Ancient Civilisations of Syria

  • Apamea (shrouded in mist) was an ancient Greek and Roman city. It was the capital of Apamene under the Macedonians,[1] became the capital and Metropolitan Archbishopric of late Roman province Syria Secunda, again in the crusader time and since the 20th century a quadruple Catholic titular see. There's the Great Colonnade which ran for over a mile making it among the longest in the Roman world and the Roman Theatre, one of the largest surviving theatres of the Roman Empire with an estimated seating capacity in excess of 20,000.
  • Notable, are the ruins at Ebla. Ebla really is ancient. It began as a small settlement in the Early Bronze Age (c. 3500 BC), developed into a trading empire and went through two more incarnations until its final destruction by the Hittites in 1600 BC.
  • There was more to see at the church of Saint Simeon Stylites, Simeon the Stylite, was the ultimate hermit in the fifth century. In He lived and prayed on a small platform on top of a pillar for 37 years. he started a trend and his imitators became known as Stylites, from the Greek word for pillar. The pillar and this basilica were destroyed during the Civil War.
  • It was midwinter and a little chilly. Walking around was challenging as I had brought a new pair of walking boots, without trying them on again (foolishly). It turned out that I had left the shop with two left boots. That left my new black UGGS . They didn't stay black very long.

On the Euphrates

  • The River Euphrates flowed calmly on the border evoking memories of school Bible study.
  • Dura-Europos was a Hellenistic, Parthian and Roman border city built on an escarpment 90 metres above the eastern bank of the Euphrates. It was captured by the Sasanian Empire after a siege in 256–57 AD. The inhabitants were deported, and after it was abandoned, it was covered by sand and mud. So it's an archeologists dream with its mixed cultures and architecture. One of the star exhibits is the world's oldest known Christian church.

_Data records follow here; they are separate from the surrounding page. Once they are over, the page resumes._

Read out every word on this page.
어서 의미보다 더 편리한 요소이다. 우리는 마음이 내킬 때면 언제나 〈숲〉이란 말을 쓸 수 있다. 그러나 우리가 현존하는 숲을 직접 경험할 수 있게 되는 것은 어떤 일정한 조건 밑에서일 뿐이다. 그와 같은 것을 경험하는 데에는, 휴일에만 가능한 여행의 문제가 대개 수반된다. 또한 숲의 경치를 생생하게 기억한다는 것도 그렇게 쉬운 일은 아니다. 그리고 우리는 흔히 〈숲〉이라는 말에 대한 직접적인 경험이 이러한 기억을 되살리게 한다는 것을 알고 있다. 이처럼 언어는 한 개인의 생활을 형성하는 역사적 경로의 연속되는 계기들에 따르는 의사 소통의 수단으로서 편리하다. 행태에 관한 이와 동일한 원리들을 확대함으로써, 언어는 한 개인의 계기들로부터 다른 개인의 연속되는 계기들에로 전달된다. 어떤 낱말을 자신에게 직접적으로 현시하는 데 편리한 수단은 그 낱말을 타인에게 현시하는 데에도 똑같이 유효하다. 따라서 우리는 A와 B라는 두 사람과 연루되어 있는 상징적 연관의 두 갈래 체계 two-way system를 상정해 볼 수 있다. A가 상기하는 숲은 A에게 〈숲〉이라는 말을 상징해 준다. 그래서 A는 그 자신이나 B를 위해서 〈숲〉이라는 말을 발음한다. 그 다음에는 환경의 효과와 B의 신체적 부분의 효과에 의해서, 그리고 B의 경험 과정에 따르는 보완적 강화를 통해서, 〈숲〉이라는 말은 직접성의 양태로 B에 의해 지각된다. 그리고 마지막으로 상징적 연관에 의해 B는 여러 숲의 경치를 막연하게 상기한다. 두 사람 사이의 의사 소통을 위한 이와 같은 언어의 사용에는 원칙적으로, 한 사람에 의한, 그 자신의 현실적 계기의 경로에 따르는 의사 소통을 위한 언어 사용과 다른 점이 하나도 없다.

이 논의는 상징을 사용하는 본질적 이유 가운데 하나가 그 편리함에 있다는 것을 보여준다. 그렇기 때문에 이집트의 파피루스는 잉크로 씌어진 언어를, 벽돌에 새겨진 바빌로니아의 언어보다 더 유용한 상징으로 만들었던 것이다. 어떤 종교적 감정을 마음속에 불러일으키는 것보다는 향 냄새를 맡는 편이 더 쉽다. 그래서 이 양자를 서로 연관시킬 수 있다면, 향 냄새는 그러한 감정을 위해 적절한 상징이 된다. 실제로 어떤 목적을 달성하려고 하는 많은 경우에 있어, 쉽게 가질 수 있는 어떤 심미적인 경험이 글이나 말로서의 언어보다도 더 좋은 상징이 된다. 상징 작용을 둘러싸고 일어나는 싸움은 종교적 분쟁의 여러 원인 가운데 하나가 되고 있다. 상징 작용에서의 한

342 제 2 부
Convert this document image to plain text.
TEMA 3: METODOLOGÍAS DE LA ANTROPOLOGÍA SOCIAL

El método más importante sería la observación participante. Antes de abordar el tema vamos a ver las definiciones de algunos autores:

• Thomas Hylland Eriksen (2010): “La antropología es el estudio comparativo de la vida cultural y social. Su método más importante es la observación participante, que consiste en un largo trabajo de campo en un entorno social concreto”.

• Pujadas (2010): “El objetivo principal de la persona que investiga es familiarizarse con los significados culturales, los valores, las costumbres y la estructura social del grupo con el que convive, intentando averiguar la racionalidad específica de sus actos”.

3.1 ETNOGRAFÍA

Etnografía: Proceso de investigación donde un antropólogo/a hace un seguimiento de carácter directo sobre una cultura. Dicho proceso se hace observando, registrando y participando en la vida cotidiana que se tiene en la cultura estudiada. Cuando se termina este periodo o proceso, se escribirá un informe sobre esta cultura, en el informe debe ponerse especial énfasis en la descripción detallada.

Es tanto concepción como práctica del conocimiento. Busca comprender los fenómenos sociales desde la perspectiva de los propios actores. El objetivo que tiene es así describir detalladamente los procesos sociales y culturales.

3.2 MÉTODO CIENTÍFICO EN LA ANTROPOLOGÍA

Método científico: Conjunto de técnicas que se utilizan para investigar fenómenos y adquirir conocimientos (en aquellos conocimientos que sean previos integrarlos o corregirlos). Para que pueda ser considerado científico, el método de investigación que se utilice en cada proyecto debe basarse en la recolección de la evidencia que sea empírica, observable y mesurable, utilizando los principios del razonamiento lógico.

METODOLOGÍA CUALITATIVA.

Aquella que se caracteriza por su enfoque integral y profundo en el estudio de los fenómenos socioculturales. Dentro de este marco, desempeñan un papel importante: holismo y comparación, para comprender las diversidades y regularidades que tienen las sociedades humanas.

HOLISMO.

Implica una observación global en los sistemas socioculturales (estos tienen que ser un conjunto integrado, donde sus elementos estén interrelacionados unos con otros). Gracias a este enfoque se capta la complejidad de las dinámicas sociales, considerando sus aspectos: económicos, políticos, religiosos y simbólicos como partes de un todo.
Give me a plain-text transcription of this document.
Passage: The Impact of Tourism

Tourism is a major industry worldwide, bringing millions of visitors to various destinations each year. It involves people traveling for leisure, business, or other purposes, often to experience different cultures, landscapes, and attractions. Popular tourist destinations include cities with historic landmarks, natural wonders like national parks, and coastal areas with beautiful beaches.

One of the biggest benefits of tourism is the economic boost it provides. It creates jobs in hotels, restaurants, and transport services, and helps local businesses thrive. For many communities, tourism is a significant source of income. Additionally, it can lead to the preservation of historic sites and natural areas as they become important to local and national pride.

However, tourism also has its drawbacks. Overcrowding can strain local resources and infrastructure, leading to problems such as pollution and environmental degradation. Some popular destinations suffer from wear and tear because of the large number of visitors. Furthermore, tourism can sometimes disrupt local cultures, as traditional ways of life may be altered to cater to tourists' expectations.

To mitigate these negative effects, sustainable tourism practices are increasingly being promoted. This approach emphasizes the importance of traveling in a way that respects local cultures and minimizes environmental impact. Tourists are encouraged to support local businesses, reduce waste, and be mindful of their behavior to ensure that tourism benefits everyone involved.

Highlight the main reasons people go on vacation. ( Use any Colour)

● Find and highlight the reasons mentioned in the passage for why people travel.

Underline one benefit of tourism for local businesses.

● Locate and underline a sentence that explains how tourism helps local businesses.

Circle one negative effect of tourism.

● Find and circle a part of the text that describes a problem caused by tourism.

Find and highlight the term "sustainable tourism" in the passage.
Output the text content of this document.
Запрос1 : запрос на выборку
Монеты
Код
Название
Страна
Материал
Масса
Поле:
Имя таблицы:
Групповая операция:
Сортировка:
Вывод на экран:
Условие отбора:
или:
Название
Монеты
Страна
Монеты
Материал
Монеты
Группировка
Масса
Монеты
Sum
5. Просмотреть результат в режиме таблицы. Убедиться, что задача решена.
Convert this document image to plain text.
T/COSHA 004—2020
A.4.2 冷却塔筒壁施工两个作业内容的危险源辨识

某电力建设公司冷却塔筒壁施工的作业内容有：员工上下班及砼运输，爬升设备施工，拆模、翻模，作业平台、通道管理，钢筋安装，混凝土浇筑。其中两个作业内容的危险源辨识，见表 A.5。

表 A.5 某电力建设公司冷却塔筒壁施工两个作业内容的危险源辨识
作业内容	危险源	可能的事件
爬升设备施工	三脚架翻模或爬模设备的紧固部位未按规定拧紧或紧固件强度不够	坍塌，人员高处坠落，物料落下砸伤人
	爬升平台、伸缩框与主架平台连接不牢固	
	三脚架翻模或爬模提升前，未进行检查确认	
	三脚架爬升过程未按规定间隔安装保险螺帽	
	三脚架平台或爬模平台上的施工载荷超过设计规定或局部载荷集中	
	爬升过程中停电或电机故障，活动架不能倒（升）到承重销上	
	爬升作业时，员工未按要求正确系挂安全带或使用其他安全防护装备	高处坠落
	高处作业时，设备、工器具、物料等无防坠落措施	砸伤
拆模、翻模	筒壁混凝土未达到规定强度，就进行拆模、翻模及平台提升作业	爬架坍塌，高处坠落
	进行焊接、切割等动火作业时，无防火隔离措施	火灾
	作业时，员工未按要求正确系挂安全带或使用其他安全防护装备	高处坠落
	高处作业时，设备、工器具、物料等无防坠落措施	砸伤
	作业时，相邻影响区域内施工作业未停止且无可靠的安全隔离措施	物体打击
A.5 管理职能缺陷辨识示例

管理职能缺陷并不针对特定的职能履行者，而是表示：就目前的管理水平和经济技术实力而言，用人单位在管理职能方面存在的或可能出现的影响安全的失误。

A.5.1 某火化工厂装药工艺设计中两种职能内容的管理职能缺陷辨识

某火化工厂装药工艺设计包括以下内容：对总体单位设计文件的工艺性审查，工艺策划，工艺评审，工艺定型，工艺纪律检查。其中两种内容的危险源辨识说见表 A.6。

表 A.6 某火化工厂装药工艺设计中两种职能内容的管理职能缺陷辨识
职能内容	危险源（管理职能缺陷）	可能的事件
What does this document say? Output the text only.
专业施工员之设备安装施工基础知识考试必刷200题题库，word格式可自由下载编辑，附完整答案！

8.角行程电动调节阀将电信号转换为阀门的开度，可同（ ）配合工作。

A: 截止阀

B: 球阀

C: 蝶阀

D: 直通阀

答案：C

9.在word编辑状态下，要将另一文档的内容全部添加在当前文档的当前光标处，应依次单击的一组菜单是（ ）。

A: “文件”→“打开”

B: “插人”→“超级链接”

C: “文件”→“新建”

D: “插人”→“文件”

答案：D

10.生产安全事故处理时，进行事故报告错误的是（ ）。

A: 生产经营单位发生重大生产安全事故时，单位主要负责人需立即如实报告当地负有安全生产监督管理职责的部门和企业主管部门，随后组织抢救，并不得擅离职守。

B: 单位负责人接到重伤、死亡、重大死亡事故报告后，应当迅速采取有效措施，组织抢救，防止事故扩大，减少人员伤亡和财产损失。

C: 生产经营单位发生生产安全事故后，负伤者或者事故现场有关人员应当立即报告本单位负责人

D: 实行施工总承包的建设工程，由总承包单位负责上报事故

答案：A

Palmyra, the Jewel of Syria

The ancient city of Palmyra was glorious from above and below. This is what UNESCO says:

'An oasis in the Syrian Desert, north-east of Damascus, Palmyra contains the monumental ruins of a great city that was one of the most important cultural centres of the ancient world. From the first to the second century, the art and architecture of Palmyra, standing at the crossroads of several civilisations, married Graeco-Roman techniques with local traditions and Persian influences.'

Damascus, Capital of Syria

  • Historic Damascus was a joy. It was also a UNESCO heritage site. Founded in the 3rd millennium B.C., Damascus, the capital of Syria is one of the oldest cities in the Middle East. In the Middle Ages, it was the centre of a flourishing craft industry, specialising in swords and lace. The city has some 125 monuments from different periods of its history – one of the most spectacular is the eighth-century Great Mosque of the Umayyads, built on the site of an Assyrian sanctuary.
  • The food in Syria was a delicious mezze style spread of flatbread and herby vegetables, sprinkled with pomegranate. There was Sufi dancing, all whirling skirts, for entertainment.
  • We were 'encouraged' to dress in local style clothing too
  • The people were overwhelmingly welcoming, friendly and helpful.
  • Very little of the above remains - it is unutterably sad.